On distingue deux grandes familles d’expertises:

  • Celles où l’expert est chargé d’une mission neutre, rendue opposable aux différentes parties présentes.  Il s’agit de missions d’expertise judiciaire, d’arbitrage ou d’amiable compositeur.
  • Dans les autres cas, l’expert intervient comme conseil technique d’une ou de plusieurs parties, dans un cadre litigieux ou non.  On parlera alors de mission de conseiller technique.

II. TERMINOLOGIE

Expertise opposable
L’expert entre parties est celui qui, en raison de son expérience professionnelle, intervient entre parties d’intérêts opposés ou pouvant être considérés comme tels, soit pour formuler une opinion, soit pour prendre des décisions ou pour faire des constatations opposables aux parties, que cette mission lui soit confiée par un tribunal ou par les parties en raison d’une convention quelconque, que cette mission soit qualifiée «expertise», «arbitrage» ou autre.

Expertise unilatérale
Le conseiller technique est celui qui apporte le concours de sa compétence professionnelle pour conseiller une partie ou même plusieurs parties dont les intérêts ne peuvent être considérés comme étant opposés, que cette mission soit qualifiée «conseil», «expertise», «assistance» ou autre.
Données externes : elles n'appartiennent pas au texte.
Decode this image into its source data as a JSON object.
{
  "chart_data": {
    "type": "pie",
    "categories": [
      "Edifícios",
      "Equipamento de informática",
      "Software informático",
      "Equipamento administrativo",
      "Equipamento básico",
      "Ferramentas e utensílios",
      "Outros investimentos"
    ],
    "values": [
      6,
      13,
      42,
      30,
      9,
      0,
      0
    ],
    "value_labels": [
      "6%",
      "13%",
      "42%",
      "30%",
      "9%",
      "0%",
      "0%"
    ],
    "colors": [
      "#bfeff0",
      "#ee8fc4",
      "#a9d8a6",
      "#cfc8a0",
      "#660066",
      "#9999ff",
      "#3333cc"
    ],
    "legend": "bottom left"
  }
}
III. RAPPEL DES REGLES DE DEONTOLOGIE DE L’ARCHITECTURE APLLICABLES PARTICULIEREMENT AUX EXPERTS

Qualités requises pour agir en tant qu’expert
 L’architecte qui agit en tant qu’expert doit, par la pratique de la profession, avoir l’expérience indispensable pour résoudre les problèmes qui lui sont soumis. Il veille à accomplir les missions qui lui sont confiées avec diligence, discrétion et indépendance. (Article 9)

Quant aux honoraires de l’expert
L’architecte qui a agi en qualité d’expert établit son état d’honoraires et frais avec modération, en tenant compte de tous les éléments de la cause, notamment de la difficulté et de l’importance de ses prestation, de l’enjeu du litige et, dans une certaine mesure, de la situation financière des parties. (Article 12)

Témoignage
Hormis le cas où il est appelé à témoigner en justice, il est interdit à l’architecte de révéler les secrets dont il est dépositaire par état ou par profession. (Article 18)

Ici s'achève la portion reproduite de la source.